En s’emparant des émeutes ayant eu lieu à Detroit en juillet 1967, la réalisatrice Kathryn Bigelow poursuit sa thématique de la violence après DEMINEURS et ZERO DARK THIRTY. Le chaos, la torture, la justice, trois grands axes qui mènent DETROIT vers des myriades d’interprétations. 

En filmant d’abord le chaos, la cinéaste décide d’emmener le spectateur sur place, dans la confusion la plus totale. Le contexte social et politique (la ségrégation, les violences policières faits aux Noirs, la guerre du Vietnam vivement contestée) mène à une véritable guerre civile. Comme surpassée par la puissance des images, Bigelow parvient difficilement à extraire ses vingt premières minutes, celles-ci s’enchaînant alors comme un résumé de la situation entre image d’archive et fiction.
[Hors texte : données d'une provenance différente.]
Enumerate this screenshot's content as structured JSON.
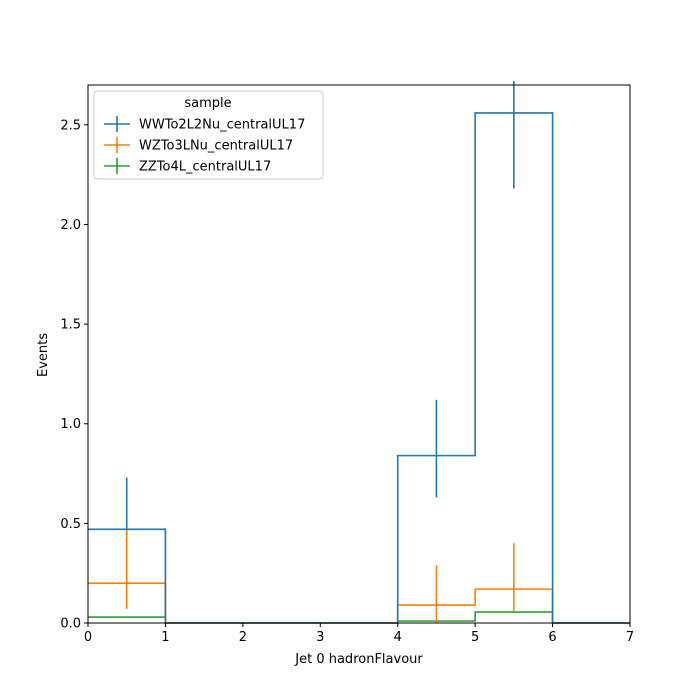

Elle réussit néanmoins à rendre sa mise en scène nerveuse, redonnant de l’aspérité à un style souvent mal maîtrisé (la caméra à l’épaule) qui donne lieu ici à de véritables moments de bravoure. Lorsque le récit commence réellement, il se découpe en vignettes, celle du mec qui vit de petits boulots, les chanteurs du futur groupe Dramatic’s, les policiers violents, puis un petit groupe de trafiquants dans le motel où la fameuse prise d’otage va se dérouler. DETROIT cristallise alors les personnalités pour rendre des comptes à une Amérique qui voit rouge.

Où se situe la frontière de l’acceptable ? La cinéaste atteint son apogée dans la longue séquence du motel, éprouvante et poignante. Sa façon d’installer la tension est remarquable tout comme sa faculté à rendre l’ensemble très réaliste. Tout un concentré de haine et d’injustice est alors compacté entre ces quatre murs qui deviennent l’enfer de ces quelques jeunes. 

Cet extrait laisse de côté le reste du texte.